A Shouty Conversation – Jenny 17
[For back story go here: Story so far at 27 July 2020.]
There had been only one day at work before the nods, winks, whispers and more that Jenny felt sure were happening behind her back solidified into a meeting with her line manager. Such meetings were not out of the ordinary, of course, there was any number of reasons why she would haver to come into his office, but it was clear there was a pretty specific reason this time.
“Had a good weekend?” started Linus.
“Yes, great thanks. Restful,” said Jenny.
“Everything…OK at home?” he asked. Linus regarded this as ‘floating a boat’ or ‘fishing for clues’, Jenny regarded it as deploying a drag net.
“Yes, yes,” said Jenny, bright and breezy. “No problem at all,” determined to ride this one out.
“I hear the police were called,” said Linus, raising an eyebrow in a way he believed would take the edge of this statement and turn it, as if by magic, into a non confrontational question.
There was a pause. Jenny could not ride this one out.
“They were, yes,” she said. “Not sure by whom, but… they were there.”
“Do you want to… talk about it?” asked Linus.
Of course you want me to talk about it so you can tell everyone else you little…. thought Jenny.
“Not particularly,” she said. “No.”
“Only, if there’s anything I can do to help. We’re an empathetic firm, we want to help and we don’t want to ignore things that might affect your productivity.”
Jenny sighed.
She didn’t know who had called the police but she suspected it was the next-door neighbours who had never liked them and who had been waging a low level campaign against the family which previously had consisted of letters and postcards (sometimes with pictures of their home town on(?!!)) asking for music to be turned down, video games to be curtailed and headphones to be used.

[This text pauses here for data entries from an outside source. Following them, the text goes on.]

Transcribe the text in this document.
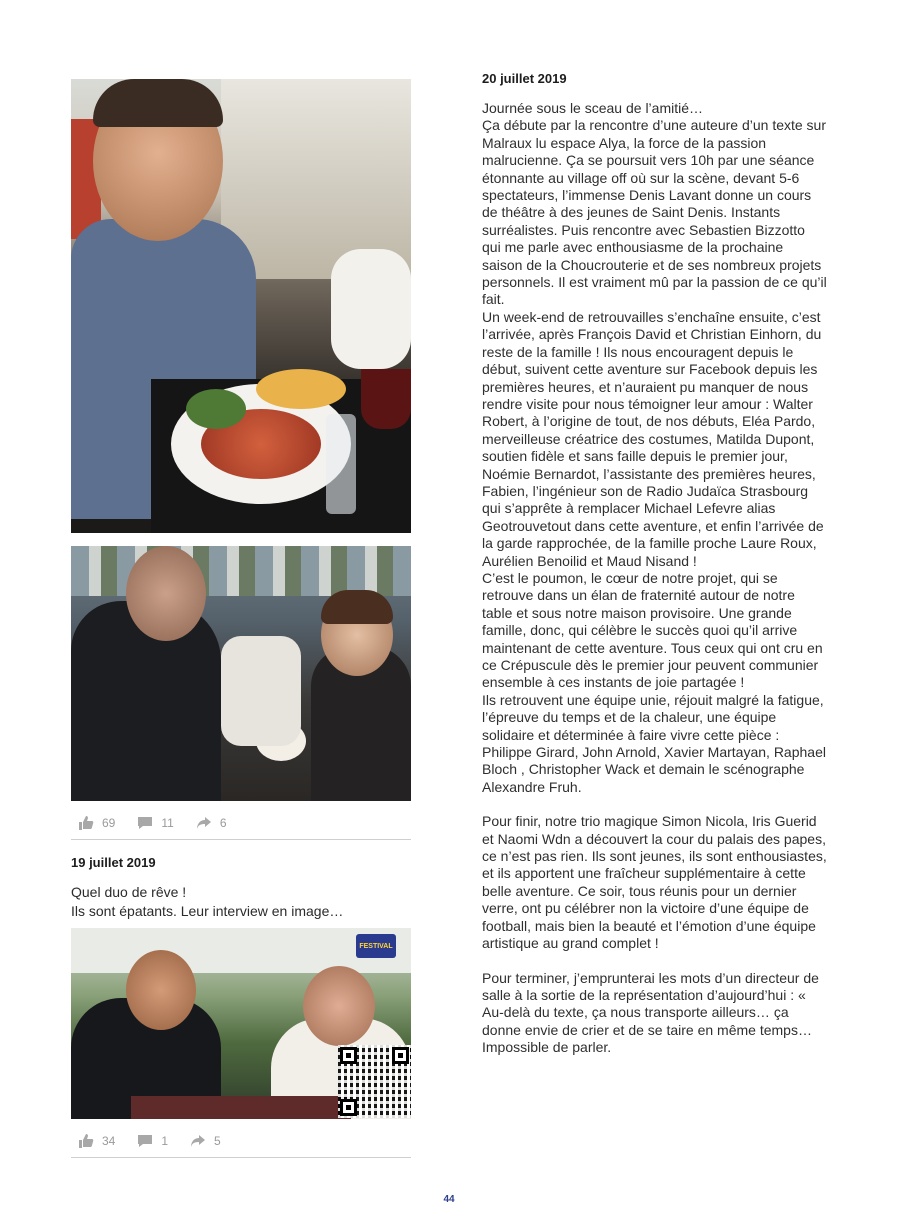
69	11	6
19 juillet 2019
Quel duo de rêve !
Ils sont épatants. Leur interview en image…
FESTIVAL
34	1	5
20 juillet 2019

Journée sous le sceau de l’amitié…

Ça débute par la rencontre d’une auteure d’un texte sur Malraux lu espace Alya, la force de la passion malrucienne. Ça se poursuit vers 10h par une séance étonnante au village off où sur la scène, devant 5-6 spectateurs, l’immense Denis Lavant donne un cours de théâtre à des jeunes de Saint Denis. Instants surréalistes. Puis rencontre avec Sebastien Bizzotto qui me parle avec enthousiasme de la prochaine saison de la Choucrouterie et de ses nombreux projets personnels. Il est vraiment mû par la passion de ce qu’il fait.

Un week-end de retrouvailles s’enchaîne ensuite, c’est l’arrivée, après François David et Christian Einhorn, du reste de la famille ! Ils nous encouragent depuis le début, suivent cette aventure sur Facebook depuis les premières heures, et n’auraient pu manquer de nous rendre visite pour nous témoigner leur amour : Walter Robert, à l’origine de tout, de nos débuts, Eléa Pardo, merveilleuse créatrice des costumes, Matilda Dupont, soutien fidèle et sans faille depuis le premier jour, Noémie Bernardot, l’assistante des premières heures, Fabien, l’ingénieur son de Radio Judaïca Strasbourg qui s’apprête à remplacer Michael Lefevre alias Geotrouvetout dans cette aventure, et enfin l’arrivée de la garde rapprochée, de la famille proche Laure Roux, Aurélien Benoilid et Maud Nisand !

C’est le poumon, le cœur de notre projet, qui se retrouve dans un élan de fraternité autour de notre table et sous notre maison provisoire. Une grande famille, donc, qui célèbre le succès quoi qu’il arrive maintenant de cette aventure. Tous ceux qui ont cru en ce Crépuscule dès le premier jour peuvent communier ensemble à ces instants de joie partagée !

Ils retrouvent une équipe unie, réjouit malgré la fatigue, l’épreuve du temps et de la chaleur, une équipe solidaire et déterminée à faire vivre cette pièce : Philippe Girard, John Arnold, Xavier Martayan, Raphael Bloch , Christopher Wack et demain le scénographe Alexandre Fruh.

Pour finir, notre trio magique Simon Nicola, Iris Guerid et Naomi Wdn a découvert la cour du palais des papes, ce n’est pas rien. Ils sont jeunes, ils sont enthousiastes, et ils apportent une fraîcheur supplémentaire à cette belle aventure. Ce soir, tous réunis pour un dernier verre, ont pu célébrer non la victoire d’une équipe de football, mais bien la beauté et l’émotion d’une équipe artistique au grand complet !

Pour terminer, j’emprunterai les mots d’un directeur de salle à la sortie de la représentation d’aujourd’hui : « Au-delà du texte, ça nous transporte ailleurs… ça donne envie de crier et de se taire en même temps… Impossible de parler.

44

Perhaps the shouted conversation between Peter in the loft and everyone else not in the loft was a little louder than usual, but the idea that it merited reporting was way over the top.
Before the cops arrived, Jude’s dad had been standing by the front door. He shouted his thoughts into the house where they were relayed up the stairs to Jenny by Izzy stationed at the foot of the stairs. Jenny then relayed them to Peter in the loft, although naturally both she and Izzy had their own thoughts and notes to add to the conversation as it passed by them. In additional to that, Jude, who was on the first landing, also chipped into the conversation that was really hers to have with Peter alone. Instead of a considered, gentle discussion of what their future might be, Peter and Jude were having their actions and future comprehensively aired for the next-door neighbours and beyond.
“If you ask me, you haven’t been taking enough care of your kid!” shouted Jude’s dad. “If you had some control over him none of this would have happened.”
“It takes two to tango,” pointed out Izzy before relaying Jude’s dad’s comment to Jenny, but Jude meanwhile replied: “I did have some say in this dad!” Which Izzy tried to relay back to Jude’s dad while Jenny shouted up the comment to Peter and shouted down an obscenity for Izzy to relay back to Jude’s dad which of course she laughed at and did not relay.
“What did she say?” asked Jude’s dad.
“I’m waiting to hear,” said Izzy, democratically.
“…and it might take two but I know my Jude,” said Jude’s dad. “And she’d never do anything like this.”
“But she has, hasn’t she?” pointed out Izzy.
“Good job we’re socially distancing,” said Jude’s dad, in a not very friendly way.
“We took precautions,” said Peter, meanwhile, in the loft and between coughs. “I’m not joking, I wouldn’t have… And… and I love her anyway mum, I love her.”
Jenny took this on board. She turned to Jude. “Do you love him?”
Jude nodded. “My dad’ll kill me though,” she said. “You can hear him, can’t you?”
“We can try talking to him – together. See what we can do.”
“He hates me though,” said Jude. “Has for a long time. And especially now I look like…” her voice trailed off.
“I was a goth when I was your age,” said Jenny with half a smile. “You do it better than I ever did. I could never get my hair to stay up like that.”
“We have better hair products these days,” said Jude mischievously.
“Stand back,” said Jenny, “I’m coming through.”
And so she tried to reason with Jude’s dad as he stood two metres away from her on their doorstep. She tried to tell him everything would sort out, they needed time, let everything be and let’s see what happened. And Jude’s dad’s voice became louder, ruder and eventually, for no other reason than there was a shouting man on the lawn, the police turned up.
And they never even set foot in Jenny’s front garden. But it was enough for the nods, winks and whispers to start.
“Do you think it’s affecting my productivity?” Jenny asked Linus, “Or do you think it’s affecting yours?”